Tuesday


8
Nov 16

Election night coverage

Well, that was something.

Election night was a big deal in our new building on campus. We had live reports from the public television station, various political panels and all kinds of working student media. And, of course, on the big screen, we watched all of the national and international coverage. And at one point I looked up and I saw one of our students reporting on statewide television. That’s the young lady on the right:

She did a nice job, because she’s a talented reporter. We expect big things.

Elsewhere, the reporters at the IDS, the ridiculously successful campus newspaper, were planning tomorrow’s layout:

And in the newsroom they were waiting for numbers to roll in:

Meanwhile, over in a few of our production booths we had students doing a talk show on WIUX, the student radio station.

And of course my friends at IUS-TV had an election special tonight as well. You can see that right here:

The first election I covered, I was also in college. I wrote a story about the election of a new congressman — he would go on to become a two-term governor and when I interviewed him they were still whooping and hollering in the background — and a junior U.S. senator. That was a pretty great opportunity, and it set me off on a few great years of political news coverage. And me and my peers didn’t have the possibilities afforded to us to these young reporters. Imagine what they might do in the next 15 or 20 years.


18
Oct 16

Just some quick photos

USA Today’s little decorative badge is trying to capture the national mood. How do you think they’re fairing?

I pedaled my bike to campus this morning. Here’s a part of my route, a nice clean path with neat little trees and curves:

And the second part of the route, a slightly wider path, upon which you can go at least four wide:

I found this print today, the first Indiana football team:

They played one game, this week in 1887, in fact. They lost, to Franklin College. That was their season, a tournament to determine the state champion.

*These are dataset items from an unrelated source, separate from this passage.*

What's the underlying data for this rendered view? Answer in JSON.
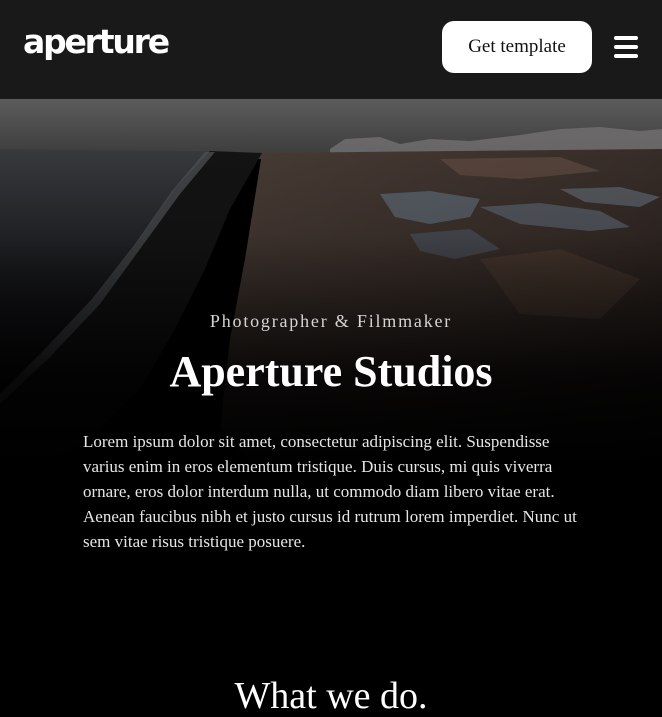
{
  "header": {
    "logo_text": "aperture",
    "cta_label": "Get template",
    "menu_icon": "hamburger-menu-icon"
  },
  "hero": {
    "background": "aerial-coastline-photo",
    "subtitle": "Photographer & Filmmaker",
    "title": "Aperture Studios",
    "body": "Lorem ipsum dolor sit amet, consectetur adipiscing elit. Suspendisse varius enim in eros elementum tristique. Duis cursus, mi quis viverra ornare, eros dolor interdum nulla, ut commodo diam libero vitae erat. Aenean faucibus nibh et justo cursus id rutrum lorem imperdiet. Nunc ut sem vitae risus tristique posuere."
  },
  "services": {
    "heading": "What we do."
  },
  "colors": {
    "header_bg": "#191919",
    "page_bg": "#000000",
    "button_bg": "#ffffff",
    "text": "#ffffff"
  }
}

IU was coached by Arthur Woodward, an economist. A future state attorney general was on the team. Six teams took part in what was the first version of something closely similar to modern football in the state. The Indianapolis Athletic Club invited Butler, DePauw, Franklin, Hanover, Indiana and Wabash to play the October and November series in Indy. Wabash won it all. You like to think some old men in the middle of the 20th century were still reminding each other how they got the job done back in the eighties.


11
Oct 16

We’re mass communicating here

I’ve shown you a bit of the television studio and control room that they’ve built in the new Media School building. I should also mention this fine little radio production booth:

It has windows on three sides, so it can be a fishbowl broadcast studio, and a podcast and production booth. There is an adjoining production booth on the other side of one of the windows. And still more of editing bays and production rooms being finished downstairs. This is one incredible facility IU has here. And they let me play with all the fancy toys in these rooms. It is a pretty charmed thing, really.

And tonight, we were back in the television studio. We do sports shows on Wednesday and Thursday. But on Tuesdays we do a news show and a pop culture, fashion, what’s happening kind of show. I’m sitting in a control room full of talented young people, and there’s plenty more talent in the studio next door:

Here’s that show now:


4
Oct 16

Tonight we were live, on tape, from the new studio

A long day in the office today and in the studio tonight, but here’s the view over our building and into the eastern sky:

I’m standing on the top floor of a parking deck there. My walk is exactly one block, and that’s not so bad.

This evening I gave office keys to the leadership team of the campus television station. It is an average-sized office, but they are big keys:

They would have been excited about that, but many of them got to go into the new studio for the first time tonight:

In the back of the control I offered the old Dana Carvey as John McLaughlin quote: Show show show here we go.

Going to be a great year.


27
Sep 16

Now open for bizy-ness

Today was the official grand opening of Franklin Hall. The president of the university spoke. Everyone wore their regalia. They conferred an honorary degree upon Fox broadcaster and IU alumnus Joe Buck. We put him on the big screen:

Buck is a funny guy, and thoughtful and was highly complimentary of the facility they’ve put together here. He should be. The place is nice. He said, and I’ll surely steal his line and quote him later, that he works in all the best studios in New York and L.A. and the broadcast setup here is as nice as any place he goes. He’s not wrong. They’ve built something really promising here. And, now, a quick glimpse of the studio that I shot today before we welcomed the open house tours:

This is Ken Beckley:

He is a journalism grad. He became a successful anchor in Indianapolis and then a business executive and now a well-regarded author. Very nice man. He and his wife, Audrey, who is also an IU grad, donated to the renovation of Franklin Hall and now the studio carries their name. This is the first time, I believe, that Mr. Beckley had seen the finished product. He was quite pleased. A friend of his asked him to go stand at the green screen. He said he never had before. But he enjoyed it. Even the old pros enjoy the novelty of the green screen.

And then, after the open house, and after I got to demonstrate the virtual reality set up in the video game lab downstairs — yes, we have all of that here, too, and it is equally incredible — we got to start doing some production training with the IUS-TV crew:

It was 6:30 on a Tuesday night and they walked in and stayed for about 90 minutes. People in student media can be some kind of devoted. That never fails to impress me.